Chapter 6 of the Trans-Pacific Partnership (TPP) stipulates Trade Remedies, including safeguard measures, antidumping duties and countervailing duties. The General Department of Customs is an enforcement and supervisory body functioning to prevent trade fraud when Vietnam imposes trade measures to imports. In case Vietnam’s exports are investigated or subjected to trade safeguard duties, the General Department of Customs will coordinate with relevant agencies to ensure the enforcement of commitments.
 
Accordingly, to ensure compliance with TPP commitments, businesses must carefully analyse provisions on trade safeguard measures. In case Vietnam’s exports are suspected of being investigated for imposition of safeguard measures (such as anti-dumping duty), they must coordinate with relevant parties to provide proof to avoid being imposed wrong anti-dumping duties, causing disadvantages to Vietnam's exports. In case imports show signs of unfair competition as result of dumping which affects domestic production, they need to report such cases to authorities and provide evidence for investigation to ensure fair competition.
 
Besides, when other countries in the region such as China are subject to anti-dumping duty, Vietnam should avoid being used as a way for it to duck the case by transiting, illegally transhipping or outsourcing simple processes in Vietnam to gain the origin of Vietnam of its exports.
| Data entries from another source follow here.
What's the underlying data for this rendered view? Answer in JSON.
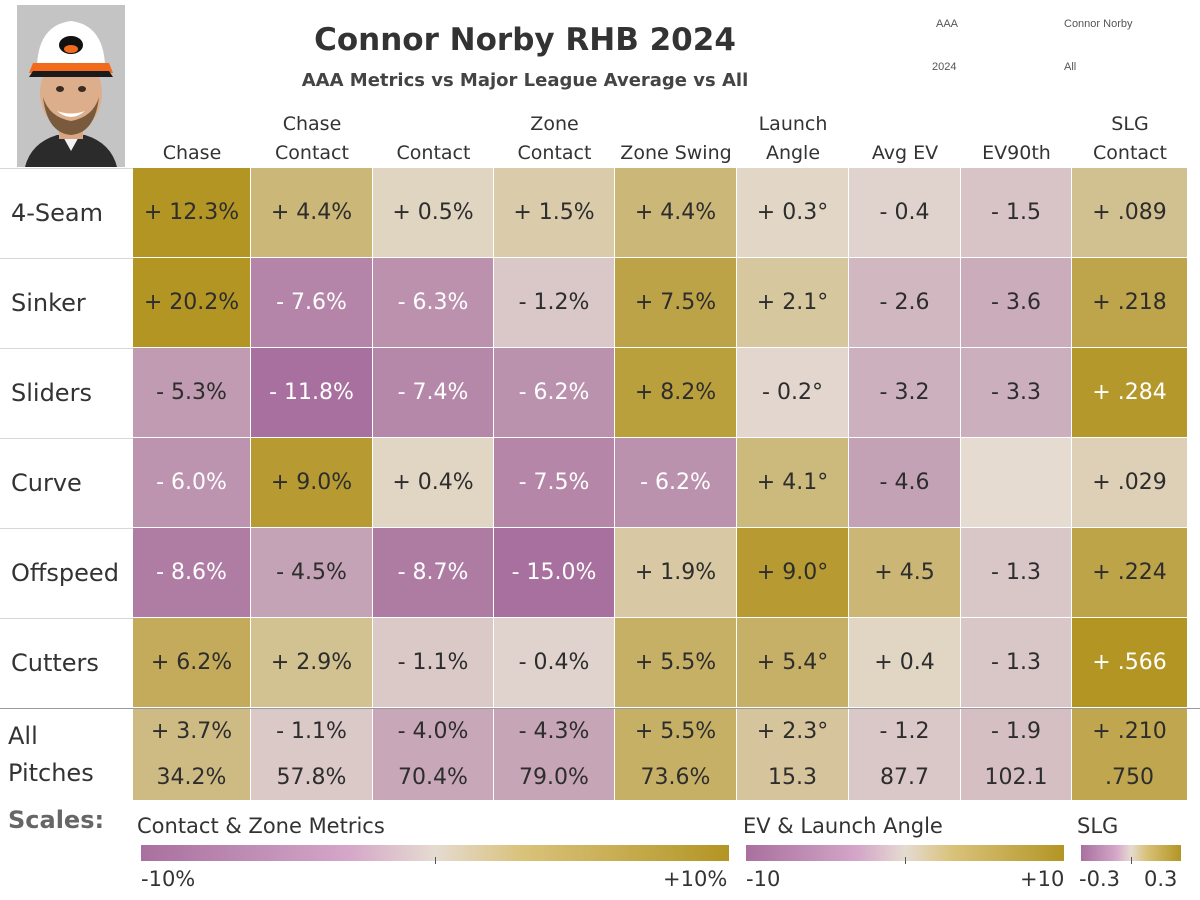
{
  "header": {
    "title": "Connor Norby RHB 2024",
    "subtitle": "AAA Metrics vs Major League Average vs All",
    "filters": [
      {
        "name": "level",
        "value": "AAA"
      },
      {
        "name": "player",
        "value": "Connor Norby"
      },
      {
        "name": "season",
        "value": "2024"
      },
      {
        "name": "pitch",
        "value": "All"
      }
    ]
  },
  "chart_data": {
    "type": "heatmap",
    "title": "Connor Norby RHB 2024",
    "subtitle": "AAA Metrics vs Major League Average vs All",
    "columns": [
      {
        "label1": "",
        "label2": "Chase"
      },
      {
        "label1": "Chase",
        "label2": "Contact"
      },
      {
        "label1": "",
        "label2": "Contact"
      },
      {
        "label1": "Zone",
        "label2": "Contact"
      },
      {
        "label1": "",
        "label2": "Zone Swing"
      },
      {
        "label1": "Launch",
        "label2": "Angle"
      },
      {
        "label1": "",
        "label2": "Avg EV"
      },
      {
        "label1": "",
        "label2": "EV90th"
      },
      {
        "label1": "SLG",
        "label2": "Contact"
      }
    ],
    "column_scales": [
      "pct",
      "pct",
      "pct",
      "pct",
      "pct",
      "ev",
      "ev",
      "ev",
      "slg"
    ],
    "rows": [
      "4-Seam",
      "Sinker",
      "Sliders",
      "Curve",
      "Offspeed",
      "Cutters"
    ],
    "values": [
      [
        12.3,
        4.4,
        0.5,
        1.5,
        4.4,
        0.3,
        -0.4,
        -1.5,
        0.089
      ],
      [
        20.2,
        -7.6,
        -6.3,
        -1.2,
        7.5,
        2.1,
        -2.6,
        -3.6,
        0.218
      ],
      [
        -5.3,
        -11.8,
        -7.4,
        -6.2,
        8.2,
        -0.2,
        -3.2,
        -3.3,
        0.284
      ],
      [
        -6.0,
        9.0,
        0.4,
        -7.5,
        -6.2,
        4.1,
        -4.6,
        null,
        0.029
      ],
      [
        -8.6,
        -4.5,
        -8.7,
        -15.0,
        1.9,
        9.0,
        4.5,
        -1.3,
        0.224
      ],
      [
        6.2,
        2.9,
        -1.1,
        -0.4,
        5.5,
        5.4,
        0.4,
        -1.3,
        0.566
      ]
    ],
    "labels": [
      [
        "+ 12.3%",
        "+ 4.4%",
        "+ 0.5%",
        "+ 1.5%",
        "+ 4.4%",
        "+ 0.3°",
        "- 0.4",
        "- 1.5",
        "+ .089"
      ],
      [
        "+ 20.2%",
        "- 7.6%",
        "- 6.3%",
        "- 1.2%",
        "+ 7.5%",
        "+ 2.1°",
        "- 2.6",
        "- 3.6",
        "+ .218"
      ],
      [
        "- 5.3%",
        "- 11.8%",
        "- 7.4%",
        "- 6.2%",
        "+ 8.2%",
        "- 0.2°",
        "- 3.2",
        "- 3.3",
        "+ .284"
      ],
      [
        "- 6.0%",
        "+ 9.0%",
        "+ 0.4%",
        "- 7.5%",
        "- 6.2%",
        "+ 4.1°",
        "- 4.6",
        "",
        "+ .029"
      ],
      [
        "- 8.6%",
        "- 4.5%",
        "- 8.7%",
        "- 15.0%",
        "+ 1.9%",
        "+ 9.0°",
        "+ 4.5",
        "- 1.3",
        "+ .224"
      ],
      [
        "+ 6.2%",
        "+ 2.9%",
        "- 1.1%",
        "- 0.4%",
        "+ 5.5%",
        "+ 5.4°",
        "+ 0.4",
        "- 1.3",
        "+ .566"
      ]
    ],
    "all_row": {
      "label_line1": "All",
      "label_line2": "Pitches",
      "values": [
        3.7,
        -1.1,
        -4.0,
        -4.3,
        5.5,
        2.3,
        -1.2,
        -1.9,
        0.21
      ],
      "diff_labels": [
        "+ 3.7%",
        "- 1.1%",
        "- 4.0%",
        "- 4.3%",
        "+ 5.5%",
        "+ 2.3°",
        "- 1.2",
        "- 1.9",
        "+ .210"
      ],
      "total_labels": [
        "34.2%",
        "57.8%",
        "70.4%",
        "79.0%",
        "73.6%",
        "15.3",
        "87.7",
        "102.1",
        ".750"
      ]
    },
    "scales_label": "Scales:",
    "scales": [
      {
        "key": "pct",
        "title": "Contact & Zone Metrics",
        "min": -10,
        "max": 10,
        "min_label": "-10%",
        "max_label": "+10%"
      },
      {
        "key": "ev",
        "title": "EV & Launch Angle",
        "min": -10,
        "max": 10,
        "min_label": "-10",
        "max_label": "+10"
      },
      {
        "key": "slg",
        "title": "SLG",
        "min": -0.3,
        "max": 0.3,
        "min_label": "-0.3",
        "max_label": "0.3"
      }
    ],
    "colors": {
      "negative": "#a8709e",
      "neutral": "#e5dbd1",
      "positive": "#b39524"
    }
  }
}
This fraud will hurt Vietnam’s exports. The Vietnam Competition Authority (VCA) under the Ministry of Industry and Trade is a lead agency of trade safeguard measures. Businesses should contact the VCA to have detailed instructions concerning trade defence measures.
 
What measures has the customs sector employed to deal with specialised examination which is reportedly distressing exporting and importing?
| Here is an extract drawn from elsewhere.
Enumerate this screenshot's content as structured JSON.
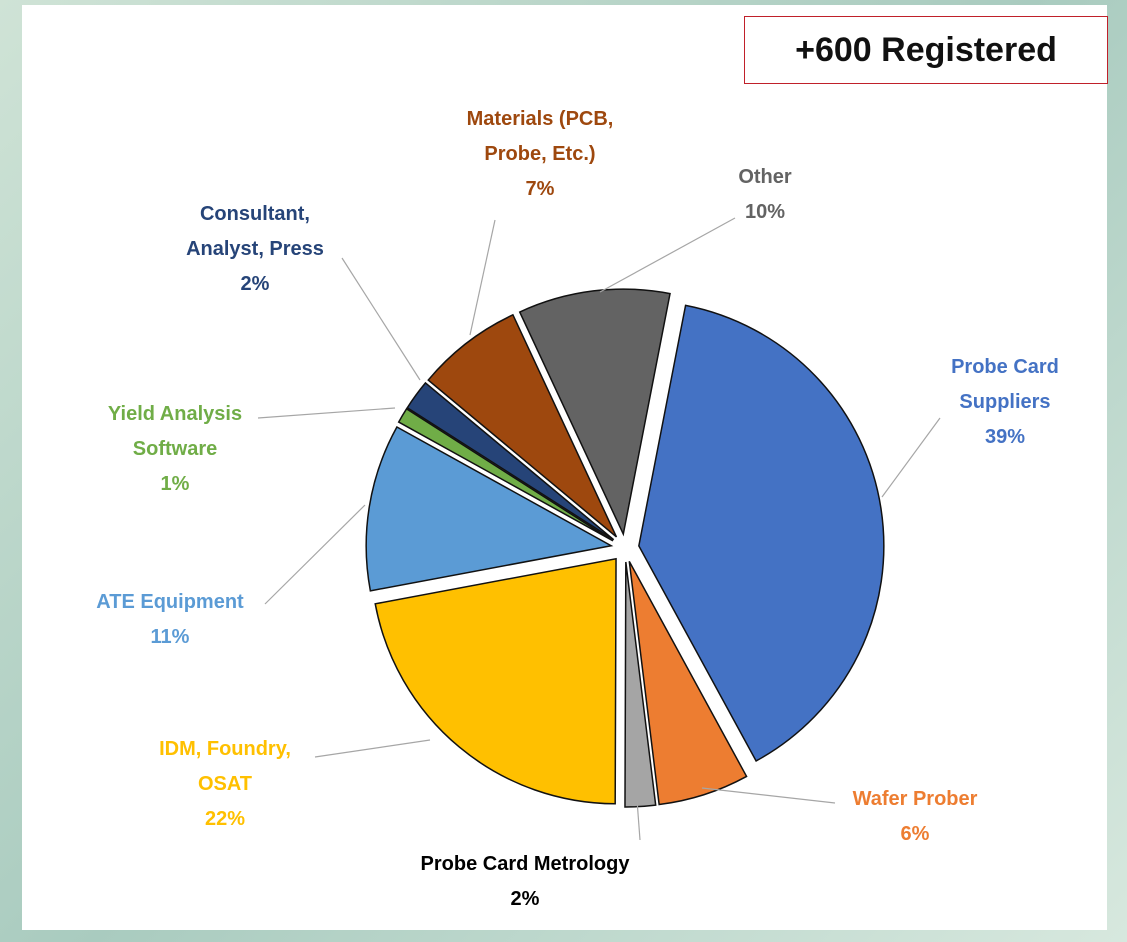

In reality, specialised inspection applied to imported and exported goods is being governed by many different and even overlapping policies. But, as one of specialised management agencies, customs authorities sympathise with difficulties that businesses are facing because of shortcomings in specialised inspection regulations.
 
In the coming time, to realise goals and tasks specified in Decision 2026/QD-TTg and objectives and criteria stated in Resolution 19/2016, the General Department of Customs is determined to step up the implementation of five following groups of solutions: Proposing and actively coordinating with ministries in connection with specialised examination to carry out comprehensive reforms in institutions, policies, means and methods concerning specialised examination on exports and imports according to the directions of the Prime Minister specified in Decision 2026/QD-TTg dated November 17, 2015 of the Government and the directions of the Government stated in Resolution 19-2016/NQ-CP dated April 28, 2016; Improving the quality and efficiency of centralised specialised examination locations at border gate sites where there are big flows of exports and imports to facilitate exportation and importation; Enhancing information and communication on specialised examination on exports and imports for related entities; Soon establishing and operating a cross-sector working group to carry out tasks set in Decision 2026/QD-TTg and objectives and criteria stated in Resolution 19-2016/NQ-CP; Implementing quality and food safety inspections performed by the Inspection Department under the General Department of Customs; and accelerating the deployment of the ASEAN Single Window (ASW) and the National Single Window (NSW) to realise Resolution 19-2016/NQ-CP.